Villa Romana di Patti Marina, al via il restauro del mosaico di Dioniso
Partono i lavori di restauro conservativo del mosaico di Dioniso nella Villa Romana di Patti Marina, uno dei tesori archeologici più importanti del territorio. L’intervento, del valore di 25.350 euro, è stato affidato all’impresa Traart Restauri di Gangi e finanziato con fondi del Parco Archeologico di Tindari. La consegna dei lavori è avvenuta nei giorni scorsi, dopo le necessarie verifiche e ricognizioni dell’area. Il direttore del Parco, architetto Giuseppe Natoli, ricopre il ruolo di direttore dei lavori e responsabile unico del procedimento. Il progetto porta anche la firma dell’archeologo Pietro Coppolino, degli assistenti restauratori Fabio Torre, Eleonora Giordano e Maria Grazia Murabito, mentre Giovanni Manera ha curato l’elaborazione grafica.

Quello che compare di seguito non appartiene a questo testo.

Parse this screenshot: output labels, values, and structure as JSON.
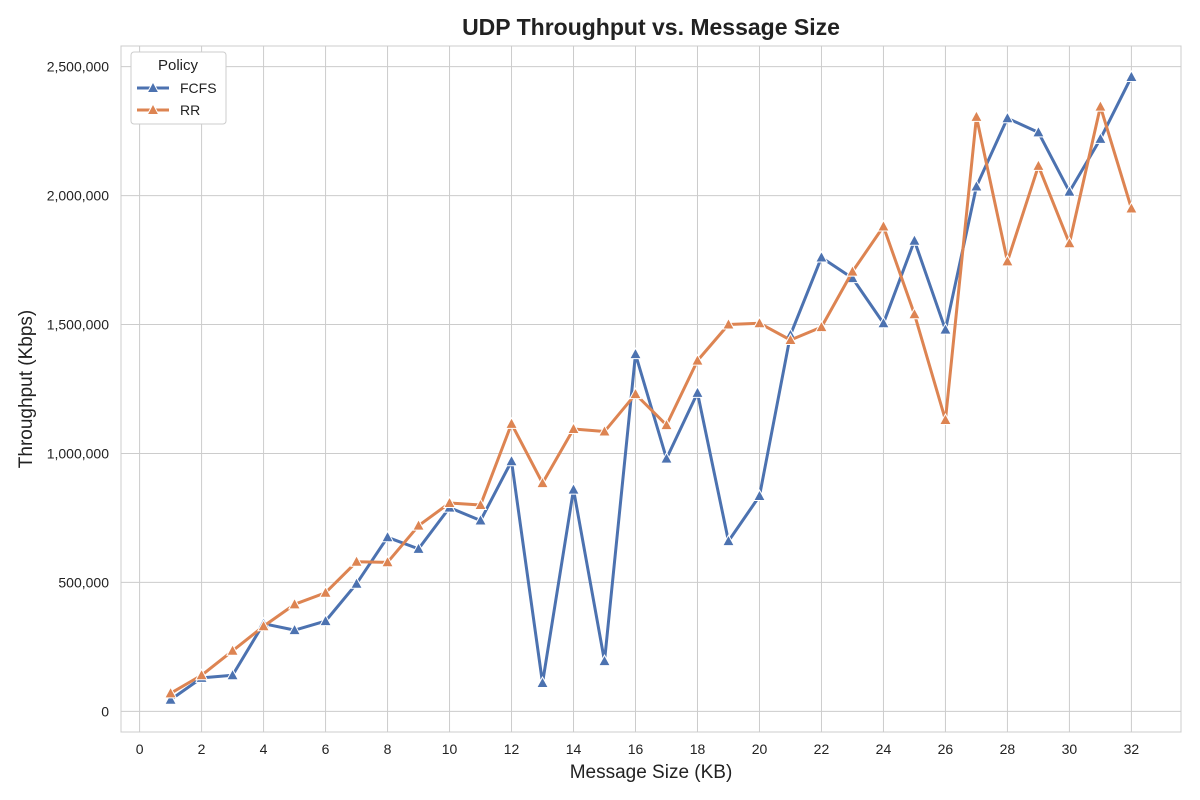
{
  "chart_data": {
    "type": "line",
    "title": "UDP Throughput vs. Message Size",
    "xlabel": "Message Size (KB)",
    "ylabel": "Throughput (Kbps)",
    "xlim": [
      -0.6,
      33.6
    ],
    "ylim": [
      -80000,
      2580000
    ],
    "x_ticks": [
      0,
      2,
      4,
      6,
      8,
      10,
      12,
      14,
      16,
      18,
      20,
      22,
      24,
      26,
      28,
      30,
      32
    ],
    "y_ticks": [
      0,
      500000,
      1000000,
      1500000,
      2000000,
      2500000
    ],
    "y_tick_labels": [
      "0",
      "500,000",
      "1,000,000",
      "1,500,000",
      "2,000,000",
      "2,500,000"
    ],
    "grid": true,
    "legend": {
      "title": "Policy",
      "placement": "top-left"
    },
    "x": [
      1,
      2,
      3,
      4,
      5,
      6,
      7,
      8,
      9,
      10,
      11,
      12,
      13,
      14,
      15,
      16,
      17,
      18,
      19,
      20,
      21,
      22,
      23,
      24,
      25,
      26,
      27,
      28,
      29,
      30,
      31,
      32
    ],
    "series": [
      {
        "name": "FCFS",
        "color": "#4c72b0",
        "marker": "triangle",
        "values": [
          45000,
          130000,
          140000,
          340000,
          315000,
          350000,
          495000,
          675000,
          630000,
          790000,
          740000,
          970000,
          110000,
          860000,
          195000,
          1385000,
          980000,
          1235000,
          660000,
          835000,
          1460000,
          1760000,
          1680000,
          1505000,
          1825000,
          1480000,
          2035000,
          2300000,
          2245000,
          2015000,
          2220000,
          2460000
        ]
      },
      {
        "name": "RR",
        "color": "#dd8452",
        "marker": "triangle",
        "values": [
          70000,
          140000,
          235000,
          330000,
          415000,
          460000,
          580000,
          578000,
          720000,
          808000,
          800000,
          1115000,
          885000,
          1095000,
          1085000,
          1230000,
          1110000,
          1360000,
          1500000,
          1505000,
          1440000,
          1490000,
          1705000,
          1880000,
          1540000,
          1130000,
          2305000,
          1745000,
          2115000,
          1815000,
          2345000,
          1950000
        ]
      }
    ]
  }
}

I lavori interesseranno soprattutto gli ambienti che non erano mai stati restaurati dopo gli interventi degli anni ’70, risalenti al momento del ritrovamento della Villa Romana. L’attenzione sarà rivolta in particolare alla corte del peristilio, dove si trova il celebre mosaico raffigurante Dioniso, oggi bisognoso di interventi urgenti. L’obiettivo è ristabilire la coesione delle tessere, consolidare le superfici e applicare una protezione superficiale che rallenti il degrado causato da agenti atmosferici e usura del tempo. L’avvio del cantiere è previsto per lunedì 16 febbraio.
La Villa Romana di Patti Marina rappresenta uno dei complessi residenziali tardo‑imperiali più significativi della Sicilia. Il restauro del mosaico di Dioniso costituisce un passo fondamentale per la tutela e la valorizzazione del sito, che continua a restituire testimonianze preziose della storia antica del territorio.